1. Add cold water into the pitcher or french press along with the coffee. Place this in the fridge all night (around 12 hours). I covered the top of the french press with saran wrap because it wouldn't fit with the french press lid.

2. After 12 hours is up, I pressed down the french press and poured the coffee into a mason jar with a coffee filter placed and screwed on top. You can actually see the stuff that the french press doesn't filter out.

That's it. Fill a glass with ice, and pour the coffee in. Enjoy your iced coffee however you like. Keep the rest in the jar in the fridge and it should last for a few days.

Monday, July 20, 2009

LED Lit Birthday Card

Today is my sister's birthday. We had a grand time celebrating her birthday this weekend, out and about with family and friends. For her birthday, I wanted to make something cool and geeky. :-) I saw this idea during the last Christmas season, from a post on (I wanna explore that site more).

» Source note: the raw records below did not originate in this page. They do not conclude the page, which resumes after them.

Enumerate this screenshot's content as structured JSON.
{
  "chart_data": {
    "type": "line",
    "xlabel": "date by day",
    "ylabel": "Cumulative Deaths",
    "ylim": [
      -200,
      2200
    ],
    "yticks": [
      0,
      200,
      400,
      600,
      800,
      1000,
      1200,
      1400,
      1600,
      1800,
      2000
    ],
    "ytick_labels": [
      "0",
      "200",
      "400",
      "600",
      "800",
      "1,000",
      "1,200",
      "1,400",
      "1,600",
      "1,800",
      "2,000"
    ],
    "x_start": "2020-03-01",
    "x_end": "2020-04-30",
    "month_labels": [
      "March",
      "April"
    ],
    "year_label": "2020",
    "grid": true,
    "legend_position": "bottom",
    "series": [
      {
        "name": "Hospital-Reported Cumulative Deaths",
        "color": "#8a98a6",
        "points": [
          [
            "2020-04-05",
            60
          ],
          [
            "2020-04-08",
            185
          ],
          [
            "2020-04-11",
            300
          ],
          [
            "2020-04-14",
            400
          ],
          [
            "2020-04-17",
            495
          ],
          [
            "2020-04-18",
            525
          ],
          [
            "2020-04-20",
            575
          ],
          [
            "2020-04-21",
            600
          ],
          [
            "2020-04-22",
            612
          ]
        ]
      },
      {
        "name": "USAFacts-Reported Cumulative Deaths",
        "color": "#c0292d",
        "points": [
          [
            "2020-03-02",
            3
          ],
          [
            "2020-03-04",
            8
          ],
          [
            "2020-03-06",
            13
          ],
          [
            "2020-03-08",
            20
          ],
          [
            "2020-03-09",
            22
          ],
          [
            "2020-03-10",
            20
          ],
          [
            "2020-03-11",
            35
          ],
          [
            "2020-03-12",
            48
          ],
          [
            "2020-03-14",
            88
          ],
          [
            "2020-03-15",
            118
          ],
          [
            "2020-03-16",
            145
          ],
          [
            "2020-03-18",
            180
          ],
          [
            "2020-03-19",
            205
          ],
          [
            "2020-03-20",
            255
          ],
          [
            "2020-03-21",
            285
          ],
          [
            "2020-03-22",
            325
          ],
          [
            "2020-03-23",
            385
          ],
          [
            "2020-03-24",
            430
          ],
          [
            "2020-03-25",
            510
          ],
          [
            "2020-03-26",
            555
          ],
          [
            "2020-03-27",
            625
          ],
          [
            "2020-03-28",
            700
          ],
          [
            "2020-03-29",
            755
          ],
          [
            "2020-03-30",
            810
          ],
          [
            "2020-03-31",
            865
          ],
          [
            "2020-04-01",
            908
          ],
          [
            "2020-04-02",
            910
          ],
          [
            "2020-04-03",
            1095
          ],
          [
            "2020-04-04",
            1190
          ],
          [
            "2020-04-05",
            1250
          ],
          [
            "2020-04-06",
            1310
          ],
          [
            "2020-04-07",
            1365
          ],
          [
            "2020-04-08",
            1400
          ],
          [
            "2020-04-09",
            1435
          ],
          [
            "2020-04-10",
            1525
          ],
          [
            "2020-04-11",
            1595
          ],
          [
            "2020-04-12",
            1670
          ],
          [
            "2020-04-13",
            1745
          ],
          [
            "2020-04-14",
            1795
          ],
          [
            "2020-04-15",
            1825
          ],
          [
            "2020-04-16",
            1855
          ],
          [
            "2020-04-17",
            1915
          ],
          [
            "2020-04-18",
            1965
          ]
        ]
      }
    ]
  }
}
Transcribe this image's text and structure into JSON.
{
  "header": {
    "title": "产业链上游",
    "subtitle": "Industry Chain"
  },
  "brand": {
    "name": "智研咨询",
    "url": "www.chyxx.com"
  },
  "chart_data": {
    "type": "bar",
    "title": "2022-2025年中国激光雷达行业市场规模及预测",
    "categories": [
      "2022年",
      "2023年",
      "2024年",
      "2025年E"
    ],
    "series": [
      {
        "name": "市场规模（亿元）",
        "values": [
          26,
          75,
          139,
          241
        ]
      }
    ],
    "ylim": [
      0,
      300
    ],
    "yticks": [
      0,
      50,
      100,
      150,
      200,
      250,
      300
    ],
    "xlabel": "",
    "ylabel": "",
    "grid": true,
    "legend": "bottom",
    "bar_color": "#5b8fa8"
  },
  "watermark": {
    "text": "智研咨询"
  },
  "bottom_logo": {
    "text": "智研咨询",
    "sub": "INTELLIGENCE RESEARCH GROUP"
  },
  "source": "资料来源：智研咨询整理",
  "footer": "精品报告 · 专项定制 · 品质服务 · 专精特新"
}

This is actually pretty easy to do if you get past cutting the acrylic sheet to the appropriate size. This one is about 2" x 3" and probably took me about an hour to do because I was using an exacto knife then moved to a box cutter to try to score it deep enough before I eventually snapped the piece off. This was definitely not as easy as it sounded on the site. (Or I did way more work scoring than I needed to do).

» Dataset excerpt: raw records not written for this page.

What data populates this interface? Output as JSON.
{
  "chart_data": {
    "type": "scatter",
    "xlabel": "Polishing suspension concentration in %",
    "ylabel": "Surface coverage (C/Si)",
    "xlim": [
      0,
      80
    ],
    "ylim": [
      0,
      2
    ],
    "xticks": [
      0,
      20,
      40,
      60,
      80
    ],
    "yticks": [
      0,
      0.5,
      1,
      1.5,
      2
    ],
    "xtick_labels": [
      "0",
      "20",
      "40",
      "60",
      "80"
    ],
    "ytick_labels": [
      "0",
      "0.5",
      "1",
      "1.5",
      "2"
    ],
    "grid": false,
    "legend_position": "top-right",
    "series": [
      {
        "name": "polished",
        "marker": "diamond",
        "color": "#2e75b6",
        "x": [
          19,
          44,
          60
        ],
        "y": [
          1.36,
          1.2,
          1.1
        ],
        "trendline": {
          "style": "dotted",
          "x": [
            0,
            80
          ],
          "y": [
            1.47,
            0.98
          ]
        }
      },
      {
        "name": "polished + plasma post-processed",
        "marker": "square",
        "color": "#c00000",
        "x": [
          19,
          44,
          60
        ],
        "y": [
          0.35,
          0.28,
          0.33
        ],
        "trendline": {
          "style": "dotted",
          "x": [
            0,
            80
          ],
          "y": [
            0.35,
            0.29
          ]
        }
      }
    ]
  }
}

Anyway, here's what I did.

- Acrylic sheet 2" x 3"
- 1 or 2 LED bulbs
- 1 battery (cr2032 - I just bought one of those flickering LED candles from the dollar tree and grabbed the battery from it)
- black electric tape
- Design you want to etch out (something simple with not too much detail works nice).
- Sharp hobby knife
- Cardstock to make card

How to:

1. Cut the acrylic sheet to fit the design with a bit of space around (maybe half an inch of edge space). I scored it with the hobby (exacto) knife and broke it off. When breaking it off, please be careful to not cut yourself. Use gloves to be safe.

2. Place the acrylic sheet over the design you want to etch out and tape it together to avoid much movement.

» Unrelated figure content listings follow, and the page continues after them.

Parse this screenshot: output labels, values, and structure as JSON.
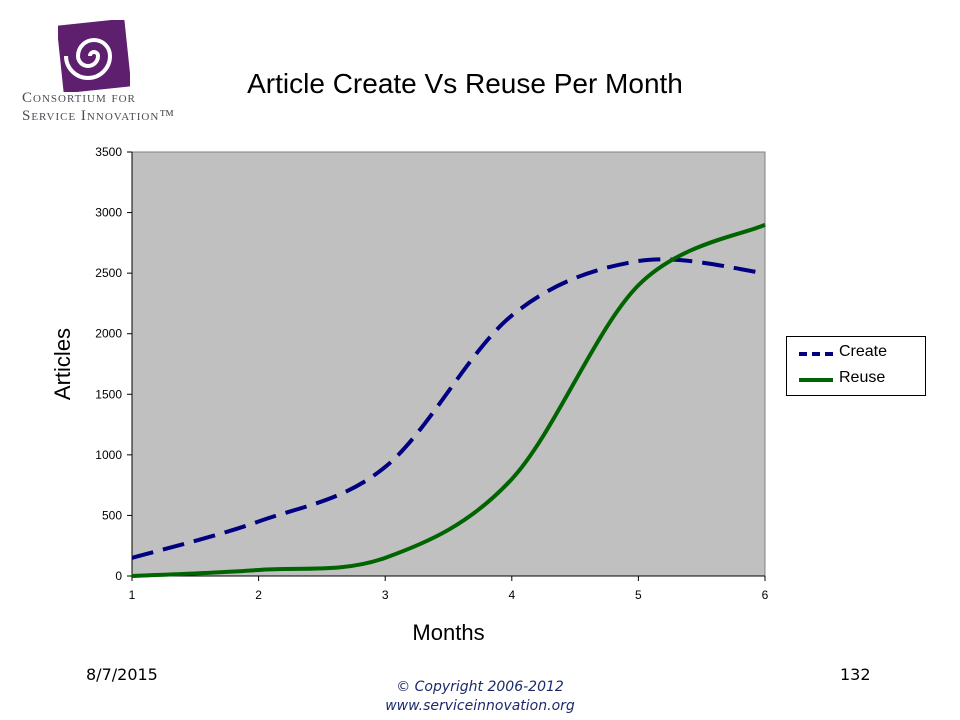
{
  "logo": {
    "line1": "Consortium for",
    "line2": "Service Innovation™",
    "colors": {
      "mark": "#5e1f6e"
    }
  },
  "title": "Article Create Vs Reuse Per Month",
  "footer": {
    "date": "8/7/2015",
    "page": "132",
    "copyright_line1": "© Copyright 2006-2012",
    "copyright_line2": "www.serviceinnovation.org"
  },
  "chart_data": {
    "type": "line",
    "title": "Article Create Vs Reuse Per Month",
    "xlabel": "Months",
    "ylabel": "Articles",
    "x": [
      1,
      2,
      3,
      4,
      5,
      6
    ],
    "xticks": [
      "1",
      "2",
      "3",
      "4",
      "5",
      "6"
    ],
    "yticks": [
      "0",
      "500",
      "1000",
      "1500",
      "2000",
      "2500",
      "3000",
      "3500"
    ],
    "xlim": [
      1,
      6
    ],
    "ylim": [
      0,
      3500
    ],
    "grid": false,
    "plot_background": "#c0c0c0",
    "legend_position": "right",
    "series": [
      {
        "name": "Create",
        "style": "dashed",
        "color": "#000080",
        "values": [
          150,
          450,
          900,
          2150,
          2600,
          2500
        ]
      },
      {
        "name": "Reuse",
        "style": "solid",
        "color": "#006400",
        "values": [
          0,
          50,
          150,
          800,
          2400,
          2900
        ]
      }
    ]
  }
}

3. Using the hobby knife etch in the design by tracing it thru the sheet. It helps look directly above the design you're trying to trace. Also, nice and slow does the trick. It's not a race - so take your time on the curves.

4. Attach the LED light bulbs so the bulb is against the edge of the acrylic. Make sure that the leads for the LED bulb are aligned... positives are on top and negatives are on the bottom or vise versa. You'll want to make sure that the battery will fit okay and the LEDs will light up. I've found success putting a small strip of electric tape along the bottom of the acrylic, turning it over, then positioning the LEDs on the sticky side of the tape.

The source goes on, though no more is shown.